According to Article 13 of Regulation (EC) No. 1907/2006 "General Requirements for Generation of Information on Intrinsic Properties of substances", information on intrinsic properties of substances may be generated by means other than tests e.g. from information from structurally related substances (grouping or read-across), provided that conditions set out in Annex XI are met. Annex XI, "General rules for adaptation of this standard testing regime set out in Annexes VII to X” states that “substances whose physicochemical, toxicological and ecotoxicological properties are likely to be similar or follow a regular pattern as a result of structural similarity may be considered as a group, or ‘category’ of substances.

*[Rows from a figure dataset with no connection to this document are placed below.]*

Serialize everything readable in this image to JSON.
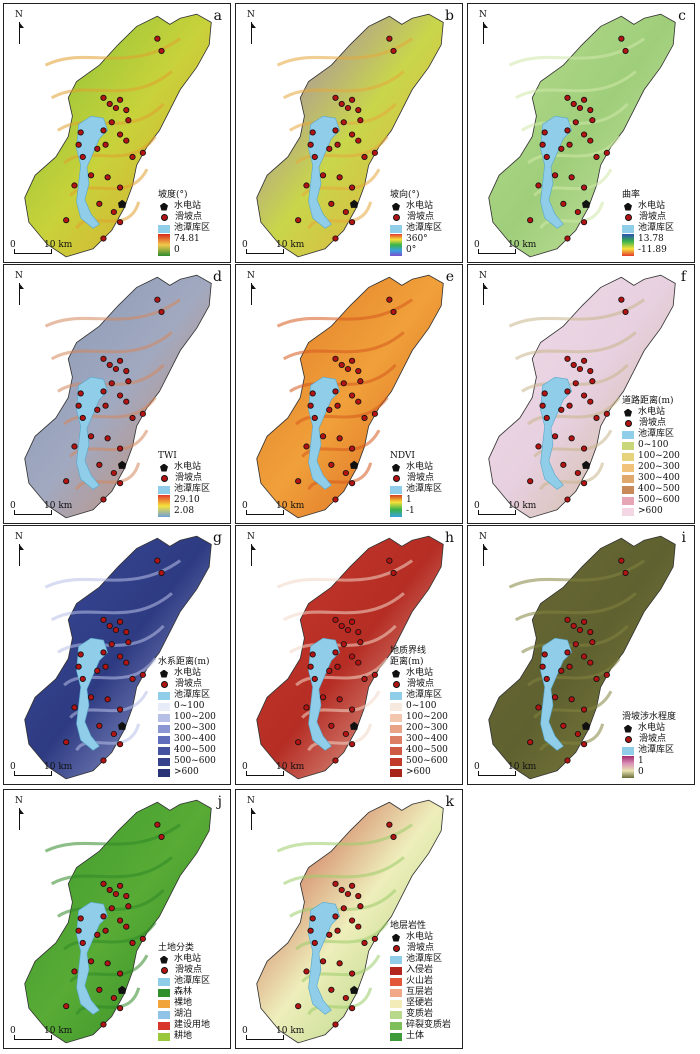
{
  "common": {
    "north": "N",
    "scale_zero": "0",
    "scale_dist": "10 km",
    "station_label": "水电站",
    "landslide_label": "滑坡点",
    "reservoir_label": "池潭库区",
    "reservoir_color": "#8fcde8",
    "landslide_color": "#b31313"
  },
  "panels": [
    {
      "id": "a",
      "title": "坡度(°)",
      "max": "74.81",
      "min": "0",
      "map_colors": [
        "#7fbf3a",
        "#c8d23a",
        "#e0a030"
      ],
      "ramp": [
        "#d62a1a",
        "#f2c94c",
        "#2e8b2e"
      ]
    },
    {
      "id": "b",
      "title": "坡向(°)",
      "max": "360°",
      "min": "0°",
      "map_colors": [
        "#9b6fd0",
        "#c9d64a",
        "#e6a83c"
      ],
      "ramp": [
        "#e33b2e",
        "#f6e23a",
        "#39b24a",
        "#3aa2e0",
        "#7b4fd0"
      ]
    },
    {
      "id": "c",
      "title": "曲率",
      "max": "13.78",
      "min": "-11.89",
      "map_colors": [
        "#b8dd90",
        "#9fce7a",
        "#cfe7a8"
      ],
      "ramp": [
        "#2c4fb3",
        "#38b24a",
        "#f6e23a",
        "#e33b2e"
      ]
    },
    {
      "id": "d",
      "title": "TWI",
      "max": "29.10",
      "min": "2.08",
      "map_colors": [
        "#8796b3",
        "#a1a9c0",
        "#d4875c"
      ],
      "ramp": [
        "#e33b2e",
        "#f6e23a",
        "#6fa0d8"
      ]
    },
    {
      "id": "e",
      "title": "NDVI",
      "max": "1",
      "min": "-1",
      "map_colors": [
        "#e07a2a",
        "#f0a03a",
        "#d65a1e"
      ],
      "ramp": [
        "#d6401e",
        "#f6e23a",
        "#39b24a",
        "#3aa2e0"
      ]
    },
    {
      "id": "f",
      "title": "道路距离(m)",
      "map_colors": [
        "#f0dcea",
        "#e7d0df",
        "#c9b48a"
      ],
      "classes": [
        {
          "label": "0~100",
          "color": "#c9d67a"
        },
        {
          "label": "100~200",
          "color": "#e6d27a"
        },
        {
          "label": "200~300",
          "color": "#f0c27a"
        },
        {
          "label": "300~400",
          "color": "#e0a86a"
        },
        {
          "label": "400~500",
          "color": "#c98a5a"
        },
        {
          "label": "500~600",
          "color": "#e6a6b6"
        },
        {
          "label": ">600",
          "color": "#f4d6e4"
        }
      ]
    },
    {
      "id": "g",
      "title": "水系距离(m)",
      "map_colors": [
        "#3a4a9a",
        "#2e3b82",
        "#b8c0e8"
      ],
      "classes": [
        {
          "label": "0~100",
          "color": "#e8ecf8"
        },
        {
          "label": "100~200",
          "color": "#b6bfe6"
        },
        {
          "label": "200~300",
          "color": "#8a97d2"
        },
        {
          "label": "300~400",
          "color": "#5f6dbb"
        },
        {
          "label": "400~500",
          "color": "#45529f"
        },
        {
          "label": "500~600",
          "color": "#37428d"
        },
        {
          "label": ">600",
          "color": "#2a3378"
        }
      ]
    },
    {
      "id": "h",
      "title": "地质界线",
      "title2": "距离(m)",
      "map_colors": [
        "#c73a2e",
        "#b52d24",
        "#f2d7c6"
      ],
      "classes": [
        {
          "label": "0~100",
          "color": "#f8e9de"
        },
        {
          "label": "100~200",
          "color": "#f2c7ad"
        },
        {
          "label": "200~300",
          "color": "#e8a286"
        },
        {
          "label": "300~400",
          "color": "#dc7e63"
        },
        {
          "label": "400~500",
          "color": "#cf5a44"
        },
        {
          "label": "500~600",
          "color": "#c23a2a"
        },
        {
          "label": ">600",
          "color": "#a82418"
        }
      ]
    },
    {
      "id": "i",
      "title": "滑坡涉水程度",
      "max": "1",
      "min": "0",
      "map_colors": [
        "#6a6a35",
        "#5f6130",
        "#84843f"
      ],
      "ramp": [
        "#a22a6e",
        "#d98fb6",
        "#e7e3b0",
        "#6d6d3a"
      ]
    },
    {
      "id": "j",
      "title": "土地分类",
      "map_colors": [
        "#3d9a2e",
        "#58ab35",
        "#2f8826"
      ],
      "classes": [
        {
          "label": "森林",
          "color": "#2f8f2a"
        },
        {
          "label": "裸地",
          "color": "#f0a43a"
        },
        {
          "label": "湖泊",
          "color": "#8fc4e6"
        },
        {
          "label": "建设用地",
          "color": "#d9362b"
        },
        {
          "label": "耕地",
          "color": "#9ac83a"
        }
      ]
    },
    {
      "id": "k",
      "title": "地层岩性",
      "map_colors": [
        "#c0392b",
        "#eeeebb",
        "#9ccc6a"
      ],
      "classes": [
        {
          "label": "入侵岩",
          "color": "#b3261e"
        },
        {
          "label": "火山岩",
          "color": "#e2563a"
        },
        {
          "label": "互层岩",
          "color": "#f1a888"
        },
        {
          "label": "坚硬岩",
          "color": "#f3ecb8"
        },
        {
          "label": "变质岩",
          "color": "#b8d88a"
        },
        {
          "label": "碎裂变质岩",
          "color": "#7fbf5a"
        },
        {
          "label": "土体",
          "color": "#3f9a3a"
        }
      ]
    }
  ]
}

Applying the category approach read-across concept to SDIBP, data will be used from a representative member of the hydrotropes category to avoid unnecessary (animal) testing. The endpoints for which the read-across approach to SDIBP is applied, are: toxicokinetics, short-term toxicity to fish, toxicity to microorganism, acute toxicity (inhalation and dermal), skin irritation/corrosivity, skin sensitisation, genetic toxicity (in vitro, in vivo), repeated-dose toxicity (oral and dermal), screening for carcinogenicity, and screening for reproductive / developmental toxicity.

Hazard assessment related key information for SDIBP:

SDIPB and the hydrotrope members exhibit similar levels of low toxicity. Acute toxicity values are above the classification limits, they are not sensitizing and show no genotoxic effects. Both exhibit neglible irritation to the skin, but are moderately irritating to the eyes (Cat 2B). Together with the chemical structure similarity and their similar chemical properties, it is deemed correct to fill the existing data gaps on mammalian toxicity of SDIPB with the data of the hydrotrope category.

Justification for classification or non-classification

The available acute toxicity study of SDIBP and read-across studies with inhalation and dermal exposure to the members of hydrotropes demonstrate that SDIBP is of low acute toxicity. SDIPB should not be classified for acute toxicity according to CLP regulation and DSD criteria.